The birdcalls I knew, the towhee and cardinal, have made words in my mind. The birdcalls I could only guess at seemed to lead my mind to thinking what bird. I have to guard against to many questions they desire thought. I do enjoy the thrill a question can bring.


What is the rustle in the pine straw behind me? A timid turtle borrowing out of sight, and a question answered without the need for words. Reminded, I divert my gaze to the snake, which has quietly moved a little out of the open. The dragonfly’s dance captures me again. They are quick, and spend energy and time chasing each other. There are four different species. Each with it’s own dance. Some seem to fly in some kind of affiliation. Some seem to claim a space, and keep it to themselves. Some fly clasped in tandem. Some fly over the water touching down risking a splash and a ripple to lay aquatic eggs. Some swiftly dart in, stutter step, then dart out as swiftly, while others rest on a stem or hover held in the hand of the wind. My mind is quieted by the dragonflies dancing.

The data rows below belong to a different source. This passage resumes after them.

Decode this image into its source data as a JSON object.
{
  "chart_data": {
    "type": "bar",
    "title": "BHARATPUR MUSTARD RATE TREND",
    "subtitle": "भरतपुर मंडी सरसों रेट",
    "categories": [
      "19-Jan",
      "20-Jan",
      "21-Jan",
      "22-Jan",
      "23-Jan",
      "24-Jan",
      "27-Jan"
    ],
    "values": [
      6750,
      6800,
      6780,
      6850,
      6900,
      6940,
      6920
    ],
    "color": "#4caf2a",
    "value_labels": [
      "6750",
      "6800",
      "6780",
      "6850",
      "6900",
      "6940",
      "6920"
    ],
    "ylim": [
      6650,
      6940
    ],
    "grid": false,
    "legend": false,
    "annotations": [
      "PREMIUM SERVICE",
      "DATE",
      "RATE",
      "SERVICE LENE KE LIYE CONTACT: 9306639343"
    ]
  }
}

The puffy cumulus clouds on a now stiff breeze bring a shadow to the sunlight, and the wind's steps upon the water are much more noticeable. For reasons know only to the frogs they simultaneously break into a cacophony of frog calls. Leopard frogs, cricket frogs, rain frogs, Rana of all sort bust out in raucous calling. There excited calling matches well the excitement of the dragonflies dancing. The snake remains motionless, unmoved, and the timid turtle remains hidden.


As suddenly as they started the frogs stopped except for one or two, which called on, only to hush in embarrassment when they realize they are the only ones calling. The dragonflies kept dancing never missing a beat. My mind is a receiver now, quite and not asking. Time is still. I remain as a conduit for my senses. The willows whisper in rhyme as the dragonflies dance.


I leave after awhile, refreshed, relaxed, renewed, and aware of things I may not have known had I been thinking. The snake and the timid turtle remain still with the dragonflies dancing.